Presentation description

Aquatic environments are filled with viruses that affect the health of these crucial ecosystems. However, little is known about these viruses and their methods of transmission. Tetrahymena, a model eukaryoutic ciliate found in freshwater environments, seem to hold a clue to viral transmission because of their generous consumption of viral particles. Tetrahymena are additionally consumed themselves, suggesting they may be a key contributor to virus movement-a ciliate viral vector. We are specifically interested in the interaction between Tetrahymena and Aquareoviruses, a genus of double stranded RNA viruses that infect fish, crustaceans, and mollusks.
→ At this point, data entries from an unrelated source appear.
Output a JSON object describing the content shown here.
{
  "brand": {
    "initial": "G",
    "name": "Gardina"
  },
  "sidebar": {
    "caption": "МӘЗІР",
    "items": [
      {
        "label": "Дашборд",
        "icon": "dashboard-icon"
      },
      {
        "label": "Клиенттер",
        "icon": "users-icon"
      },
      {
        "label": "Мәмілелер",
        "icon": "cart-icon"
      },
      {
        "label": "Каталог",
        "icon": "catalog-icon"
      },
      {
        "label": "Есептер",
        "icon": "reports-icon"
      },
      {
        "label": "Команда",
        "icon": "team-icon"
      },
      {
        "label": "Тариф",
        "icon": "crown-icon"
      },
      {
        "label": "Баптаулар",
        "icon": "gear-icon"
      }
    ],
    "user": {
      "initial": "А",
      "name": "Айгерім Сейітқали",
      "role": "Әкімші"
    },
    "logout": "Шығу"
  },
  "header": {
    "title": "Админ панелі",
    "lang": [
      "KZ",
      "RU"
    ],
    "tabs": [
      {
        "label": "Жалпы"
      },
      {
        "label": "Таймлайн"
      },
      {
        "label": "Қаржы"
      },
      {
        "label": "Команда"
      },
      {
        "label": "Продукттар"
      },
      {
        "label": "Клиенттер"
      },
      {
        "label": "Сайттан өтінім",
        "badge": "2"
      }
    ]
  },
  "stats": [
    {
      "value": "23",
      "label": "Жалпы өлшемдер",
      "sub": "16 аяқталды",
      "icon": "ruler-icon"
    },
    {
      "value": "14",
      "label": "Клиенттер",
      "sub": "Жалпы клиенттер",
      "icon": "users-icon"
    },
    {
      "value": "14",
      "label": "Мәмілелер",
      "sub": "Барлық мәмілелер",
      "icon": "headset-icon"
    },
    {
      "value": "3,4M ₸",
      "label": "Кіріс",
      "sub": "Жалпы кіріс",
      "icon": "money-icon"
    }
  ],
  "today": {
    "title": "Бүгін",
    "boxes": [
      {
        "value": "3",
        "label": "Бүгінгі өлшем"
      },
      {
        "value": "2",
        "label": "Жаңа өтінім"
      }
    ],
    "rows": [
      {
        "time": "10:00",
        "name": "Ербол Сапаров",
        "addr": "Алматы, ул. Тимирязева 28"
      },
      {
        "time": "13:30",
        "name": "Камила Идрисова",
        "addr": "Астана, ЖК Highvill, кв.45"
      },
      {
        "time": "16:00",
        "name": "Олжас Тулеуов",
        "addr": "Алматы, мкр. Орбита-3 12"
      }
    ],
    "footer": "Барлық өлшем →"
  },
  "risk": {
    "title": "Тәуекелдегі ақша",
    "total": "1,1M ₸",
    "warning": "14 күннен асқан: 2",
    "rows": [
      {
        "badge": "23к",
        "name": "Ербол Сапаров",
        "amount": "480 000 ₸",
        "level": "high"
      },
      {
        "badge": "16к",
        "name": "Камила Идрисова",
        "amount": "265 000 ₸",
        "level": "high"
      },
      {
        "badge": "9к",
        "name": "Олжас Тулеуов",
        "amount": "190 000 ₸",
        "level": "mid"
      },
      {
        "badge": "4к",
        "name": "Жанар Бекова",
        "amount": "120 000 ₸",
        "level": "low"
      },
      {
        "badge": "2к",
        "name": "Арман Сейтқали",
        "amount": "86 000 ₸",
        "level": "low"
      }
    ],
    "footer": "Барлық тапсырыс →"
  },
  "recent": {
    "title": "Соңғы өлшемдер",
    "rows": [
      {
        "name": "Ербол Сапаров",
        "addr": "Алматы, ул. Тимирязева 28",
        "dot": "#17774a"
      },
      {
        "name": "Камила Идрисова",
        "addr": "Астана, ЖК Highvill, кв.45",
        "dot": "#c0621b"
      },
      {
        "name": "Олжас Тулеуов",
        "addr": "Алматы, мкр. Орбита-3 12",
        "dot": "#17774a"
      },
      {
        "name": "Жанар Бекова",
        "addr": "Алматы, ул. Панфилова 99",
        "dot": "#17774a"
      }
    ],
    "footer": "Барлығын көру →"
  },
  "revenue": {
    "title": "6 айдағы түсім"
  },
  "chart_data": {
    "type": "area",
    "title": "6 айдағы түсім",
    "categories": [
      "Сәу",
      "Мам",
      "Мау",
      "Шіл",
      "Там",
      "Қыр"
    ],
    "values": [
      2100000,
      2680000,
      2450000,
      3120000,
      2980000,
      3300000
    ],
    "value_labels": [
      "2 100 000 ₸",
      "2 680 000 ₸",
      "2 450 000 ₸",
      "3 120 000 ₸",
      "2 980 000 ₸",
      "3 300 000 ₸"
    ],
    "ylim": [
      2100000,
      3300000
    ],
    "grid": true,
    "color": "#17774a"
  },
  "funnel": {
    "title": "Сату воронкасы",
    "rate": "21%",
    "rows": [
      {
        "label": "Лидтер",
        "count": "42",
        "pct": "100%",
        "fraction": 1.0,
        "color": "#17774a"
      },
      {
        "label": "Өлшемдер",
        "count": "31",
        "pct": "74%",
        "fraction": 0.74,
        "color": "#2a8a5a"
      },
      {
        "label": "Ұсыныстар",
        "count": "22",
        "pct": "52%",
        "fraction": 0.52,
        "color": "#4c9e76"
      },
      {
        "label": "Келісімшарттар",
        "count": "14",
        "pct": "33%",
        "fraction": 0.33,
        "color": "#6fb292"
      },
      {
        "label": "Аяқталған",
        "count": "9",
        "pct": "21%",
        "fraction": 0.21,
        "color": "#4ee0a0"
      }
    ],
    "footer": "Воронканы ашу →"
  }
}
Previous research shows that the Aquareovirus Chum Salmon Reovirus (CSV) becomes more infectious when incubated with Tetrahymena. Our question expands on this study by asking both if the finding with CSV applies to all Aquareoviruses and what mechanisms Tetrahymena use to process these viruses. We found that another Aquareovirus, Eel Lake Virus, has a similar increase in infectivity when exposed to Tetrahymena while two others in the same genus, 13p2 and Green River Virus, do not. We hypothesize that Tetrahymena proteases digest the outer capsid of these viruses, exposing more infectious proteins. To investigate the role of consumption of viral particles in Tetrahymena mechanisms, we used a mutant of Tetrahymena thermophila that has a deficient phagocytosis pathway, Δvps8a. We found surprisingly that these mutant Tetrahymena yielded an even higher CSV viral titer. Our future experiments add a protease inhibitor to see if digestion by proteases within the ciliate is causing this higher infectivity in CSV. These experiments will develop a model to understand Tetrahymena as a vector for aquatic viral transmission.